P(X ≥ 8): at least 8 made.
For "at least," sum P(X = 8) + P(X = 9) + P(X = 10).
- P(X = 9) = C(10, 9) · 0.7^9 · 0.3^1 = 10 · 0.04035 · 0.3 ≈ 0.1211
- P(X = 10) = C(10, 10) · 0.7^10 · 0.3^0 = 1 · 0.02825 · 1 ≈ 0.0282
P(X ≥ 8) ≈ 0.2335 + 0.1211 + 0.0282 ≈ 0.3828
So about 38% of the time she makes 8 or more of 10. About 62% of the time she makes 7 or fewer.
P(X ≤ 4): the complement trick.
For "at most 4," computing P(X = 0) + P(X = 1) + P(X = 2) + P(X = 3) + P(X = 4) by hand is tedious. A shorter route uses the complement when the cumulative probability is close to 1 from the upper side: P(X ≤ 4) = 1 − P(X ≥ 5). Both work; pick whichever needs the fewer terms.
When the Binomial Fails (and What to Use Instead)
Two relatives of the binomial cover the situations where one of the BINS conditions breaks:
- Hypergeometric distribution — counts of successes in n draws without replacement from a finite population (e.g., five cards from a 52-card deck). p shifts after each draw, so independence fails. The hypergeometric formula uses combinations of the population, not n^k powers.
- Negative binomial / geometric — instead of a fixed n, you keep going until a fixed number of successes (or one success, for geometric). Here it is the trial count that is random, not the success count.
If the conditions barely hold — say, p drifts slightly over trials — the binomial is often still a good approximation. If they break badly, switch models or simulate.
The Normal Approximation
For large n, the binomial distribution is approximately normal with the same mean np and standard deviation √(np(1 − p)). A common rule of thumb is that the approximation is reliable when both np ≥ 10 and n(1 − p) ≥ 10.

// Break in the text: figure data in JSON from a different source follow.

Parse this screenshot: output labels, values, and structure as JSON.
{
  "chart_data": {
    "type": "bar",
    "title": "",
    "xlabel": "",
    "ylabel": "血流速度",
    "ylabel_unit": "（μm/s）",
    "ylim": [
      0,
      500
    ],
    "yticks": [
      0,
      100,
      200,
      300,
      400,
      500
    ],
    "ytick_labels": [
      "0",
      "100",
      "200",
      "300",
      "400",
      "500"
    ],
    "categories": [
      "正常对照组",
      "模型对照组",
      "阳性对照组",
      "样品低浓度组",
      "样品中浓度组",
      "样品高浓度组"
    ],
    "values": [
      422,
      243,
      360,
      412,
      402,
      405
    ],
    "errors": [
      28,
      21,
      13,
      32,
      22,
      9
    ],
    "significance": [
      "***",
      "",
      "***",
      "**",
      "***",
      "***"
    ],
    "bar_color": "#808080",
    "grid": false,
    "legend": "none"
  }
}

For the free-throw example, np = 7 and n(1 − p) = 3 — neither comfortably above 10, so the normal approximation is shaky here. With n = 100 and p = 0.7 (np = 70, n(1 − p) = 30) you could safely standardize and use a z-table to find binomial probabilities to a few decimal places. Use the exact formula when n is small and the normal approximation when n is large.
Getting Help
Once you are comfortable with binomial, the natural next step is the Poisson distribution explained, which handles counts of rare events when n is large and p is small. To build the probability rules that the binomial relies on under the hood, probability rules: addition and multiplication covers independence and the multiplication rule.
Conclusion
A binomial distribution counts successes in a fixed number of independent trials with a constant success probability. Check BINS first; if it holds, use P(X = k) = C(n, k) p^k (1 − p)^(n − k), and remember E(X) = np and Var(X) = np(1 − p). The free-throw walkthrough above produced P(exactly 8) ≈ 0.234 and P(at least 8) ≈ 0.383 — both straightforward once the formula is set up. For "at most" or "at least" problems, the complement is often the cleaner path.